Description

The choice to perform robotic assisted vs manual total knee arthroplasties (TKA) depends on many factors, including but not limited to surgeon training, resource availability, and patient-specific considerations. Recent studies comparing patient outcomes after robotic-assisted and manual total knee arthroplasties have shown mixed results.
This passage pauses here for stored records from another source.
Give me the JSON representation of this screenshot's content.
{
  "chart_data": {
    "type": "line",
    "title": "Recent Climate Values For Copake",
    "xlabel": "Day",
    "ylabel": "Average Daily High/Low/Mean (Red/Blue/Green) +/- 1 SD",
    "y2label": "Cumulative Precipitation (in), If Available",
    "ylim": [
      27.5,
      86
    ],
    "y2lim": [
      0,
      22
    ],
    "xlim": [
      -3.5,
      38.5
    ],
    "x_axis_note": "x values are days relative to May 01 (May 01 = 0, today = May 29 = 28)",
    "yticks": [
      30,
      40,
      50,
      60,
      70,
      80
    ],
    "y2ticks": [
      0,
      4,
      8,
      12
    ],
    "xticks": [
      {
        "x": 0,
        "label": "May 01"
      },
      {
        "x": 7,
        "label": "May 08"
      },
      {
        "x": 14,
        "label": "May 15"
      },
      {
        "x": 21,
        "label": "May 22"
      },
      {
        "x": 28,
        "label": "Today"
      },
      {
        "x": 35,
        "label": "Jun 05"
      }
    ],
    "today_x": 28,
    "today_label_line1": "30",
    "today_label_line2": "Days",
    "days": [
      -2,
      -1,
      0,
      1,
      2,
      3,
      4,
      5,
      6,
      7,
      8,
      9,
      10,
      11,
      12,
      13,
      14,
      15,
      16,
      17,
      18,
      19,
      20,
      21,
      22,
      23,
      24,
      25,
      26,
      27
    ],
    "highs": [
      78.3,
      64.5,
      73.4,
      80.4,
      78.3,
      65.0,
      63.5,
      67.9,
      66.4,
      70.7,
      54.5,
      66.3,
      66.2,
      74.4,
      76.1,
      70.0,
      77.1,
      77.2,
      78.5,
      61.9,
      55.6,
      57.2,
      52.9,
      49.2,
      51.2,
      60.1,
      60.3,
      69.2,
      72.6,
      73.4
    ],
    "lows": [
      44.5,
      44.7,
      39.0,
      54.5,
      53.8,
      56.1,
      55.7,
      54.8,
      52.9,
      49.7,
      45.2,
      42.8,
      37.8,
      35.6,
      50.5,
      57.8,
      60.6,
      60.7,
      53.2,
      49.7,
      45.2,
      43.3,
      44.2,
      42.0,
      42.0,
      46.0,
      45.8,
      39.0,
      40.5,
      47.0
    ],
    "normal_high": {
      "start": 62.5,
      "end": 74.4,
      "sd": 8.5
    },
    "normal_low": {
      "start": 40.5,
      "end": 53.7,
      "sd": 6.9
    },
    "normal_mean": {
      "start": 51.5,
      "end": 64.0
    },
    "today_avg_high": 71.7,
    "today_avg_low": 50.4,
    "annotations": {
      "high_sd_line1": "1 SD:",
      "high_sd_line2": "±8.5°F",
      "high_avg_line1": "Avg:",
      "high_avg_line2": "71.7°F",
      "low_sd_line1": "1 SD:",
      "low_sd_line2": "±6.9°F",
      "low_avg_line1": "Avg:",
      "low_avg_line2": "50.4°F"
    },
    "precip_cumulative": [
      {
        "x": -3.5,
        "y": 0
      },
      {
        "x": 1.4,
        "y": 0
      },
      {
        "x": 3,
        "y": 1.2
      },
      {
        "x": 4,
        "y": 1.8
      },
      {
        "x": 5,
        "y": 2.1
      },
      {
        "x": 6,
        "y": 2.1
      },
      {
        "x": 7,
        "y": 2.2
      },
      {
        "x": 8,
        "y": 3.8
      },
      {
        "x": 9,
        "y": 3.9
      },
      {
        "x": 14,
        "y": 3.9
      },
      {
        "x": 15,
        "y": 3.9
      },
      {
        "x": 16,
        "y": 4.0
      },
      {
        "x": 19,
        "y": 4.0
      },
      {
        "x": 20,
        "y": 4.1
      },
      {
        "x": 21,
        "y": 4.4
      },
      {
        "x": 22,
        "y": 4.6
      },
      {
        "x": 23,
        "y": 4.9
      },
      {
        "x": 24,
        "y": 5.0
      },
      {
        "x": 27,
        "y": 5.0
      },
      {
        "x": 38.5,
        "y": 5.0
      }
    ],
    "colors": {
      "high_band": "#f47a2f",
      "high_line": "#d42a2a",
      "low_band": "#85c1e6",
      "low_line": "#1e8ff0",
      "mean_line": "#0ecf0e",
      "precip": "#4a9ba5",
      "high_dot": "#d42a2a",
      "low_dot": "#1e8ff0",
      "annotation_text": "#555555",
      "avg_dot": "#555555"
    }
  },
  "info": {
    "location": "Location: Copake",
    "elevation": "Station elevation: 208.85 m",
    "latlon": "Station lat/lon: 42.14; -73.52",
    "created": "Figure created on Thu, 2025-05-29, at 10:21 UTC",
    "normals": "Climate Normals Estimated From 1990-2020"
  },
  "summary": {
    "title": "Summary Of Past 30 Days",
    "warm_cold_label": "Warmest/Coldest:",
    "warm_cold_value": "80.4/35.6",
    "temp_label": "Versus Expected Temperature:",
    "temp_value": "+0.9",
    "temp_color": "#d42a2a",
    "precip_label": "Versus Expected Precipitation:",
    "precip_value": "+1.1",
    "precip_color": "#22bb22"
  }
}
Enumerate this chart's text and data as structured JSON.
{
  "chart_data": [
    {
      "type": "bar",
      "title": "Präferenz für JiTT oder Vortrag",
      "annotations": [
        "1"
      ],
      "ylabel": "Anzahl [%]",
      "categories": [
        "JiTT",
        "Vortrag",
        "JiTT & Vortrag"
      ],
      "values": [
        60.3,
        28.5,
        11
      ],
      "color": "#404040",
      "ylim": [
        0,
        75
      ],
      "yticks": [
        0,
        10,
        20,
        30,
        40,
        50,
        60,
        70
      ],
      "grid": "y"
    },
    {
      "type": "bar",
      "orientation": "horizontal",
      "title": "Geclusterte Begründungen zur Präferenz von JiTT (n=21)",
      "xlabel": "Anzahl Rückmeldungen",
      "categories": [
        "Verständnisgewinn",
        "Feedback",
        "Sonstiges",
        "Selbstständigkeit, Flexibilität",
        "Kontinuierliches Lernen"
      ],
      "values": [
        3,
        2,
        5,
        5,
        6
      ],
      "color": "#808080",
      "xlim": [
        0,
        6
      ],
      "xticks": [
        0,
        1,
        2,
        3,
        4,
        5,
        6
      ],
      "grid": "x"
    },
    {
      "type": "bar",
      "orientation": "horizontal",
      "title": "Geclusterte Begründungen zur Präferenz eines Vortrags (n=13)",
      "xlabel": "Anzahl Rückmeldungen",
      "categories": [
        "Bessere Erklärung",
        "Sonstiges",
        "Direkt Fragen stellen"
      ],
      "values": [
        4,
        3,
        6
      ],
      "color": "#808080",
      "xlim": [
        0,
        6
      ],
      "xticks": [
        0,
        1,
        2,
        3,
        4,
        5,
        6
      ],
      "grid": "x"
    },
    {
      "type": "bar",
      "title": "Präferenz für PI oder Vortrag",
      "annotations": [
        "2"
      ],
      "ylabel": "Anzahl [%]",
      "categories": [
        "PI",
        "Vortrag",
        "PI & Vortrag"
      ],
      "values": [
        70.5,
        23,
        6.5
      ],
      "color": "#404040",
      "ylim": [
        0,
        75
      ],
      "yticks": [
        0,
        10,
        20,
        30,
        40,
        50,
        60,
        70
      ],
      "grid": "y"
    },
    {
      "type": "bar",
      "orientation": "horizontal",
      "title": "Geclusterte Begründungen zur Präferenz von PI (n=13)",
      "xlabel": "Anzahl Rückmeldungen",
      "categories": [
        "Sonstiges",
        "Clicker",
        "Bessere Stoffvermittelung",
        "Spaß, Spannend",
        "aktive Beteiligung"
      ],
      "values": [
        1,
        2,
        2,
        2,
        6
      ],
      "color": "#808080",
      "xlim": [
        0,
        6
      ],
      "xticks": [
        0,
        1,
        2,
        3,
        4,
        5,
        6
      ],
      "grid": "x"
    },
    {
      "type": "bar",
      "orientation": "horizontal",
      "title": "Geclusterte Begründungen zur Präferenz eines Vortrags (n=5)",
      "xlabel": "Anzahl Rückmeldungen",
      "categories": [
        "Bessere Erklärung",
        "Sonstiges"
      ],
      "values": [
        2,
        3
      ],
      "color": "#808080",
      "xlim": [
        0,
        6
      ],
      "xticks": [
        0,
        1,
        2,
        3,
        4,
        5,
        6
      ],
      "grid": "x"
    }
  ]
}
These studies often focus on future complication rates, radiographic outcomes, or patient reported outcomes between manual and robotic-assisted TKA. Hence, there has been little focus on improvements in functional outcomes after TKA. Combining functional test results, patient reported outcomes, kinematic studies, and data from wearable devices will allow for a comprehensive timeline of recovery speed after either robotic-assisted or manual TKA.

The overall aim of this proposed study is to quantify functional and PROM at specific timepoints in patients after robotic-assisted or manual total knee arthroplasty (TKA).

The questions are:

1. Do robotic-assisted revision TKAs have improved functional and perceived recovery when compared to manual revision TKAs?
2. Do robotic-assisted primary TKAs have improved functional and perceived recovery when compared to manual primary TKAs?
3. Do robotic-assisted revision TKAs have similar functional and perceived recovery as robotic-assisted primary TKAs?

For questions 1 and 2, we hypothesize that robotic-assisted revision or primary TKAs will have improved recovery when compared to manual TKAs.

For question 3, we hypothesize that robotic-assisted revision TKA will have similar recovery to primary robotic-assisted TKA.

Patients who are candidates for revision or primary TKA will be recruited within the Department of Orthopaedic Surgery. All subjects will participate in 6 evaluation sessions: anytime pre-operatively (baseline) and 2 weeks, 6 weeks, 3 months, 6 months, and 1 year post surgery. Testing sessions will be approximately 1 hour long and will take place at the Physical Therapy Clinical and Translational Research Center (PT-CTRC).

At the time of enrollment, subjects will sign the informed consent in the presence of a study investigator. The research coordinator will collect data on demographics, medical history, and biomedical information. Note: Subjects who do not sign the consent form cannot participate in the study.

At each evaluation, patients will then be given time to complete the following patient reported outcome questionnaires: Forgotten Joint, Promis 29, Koos, SF 36. The physical therapist will then lead the patient through a series of functional measurement tests: Timed Up and Go (TUG), 4m and 10m walking speed test, sit/stand, Star Excursion Balance Test (SEBT), 2-minute walk, stair climb test (SCT), Single Leg Stance (SLS), and Y Balance Test (YBT). Videos may be taken to record progress.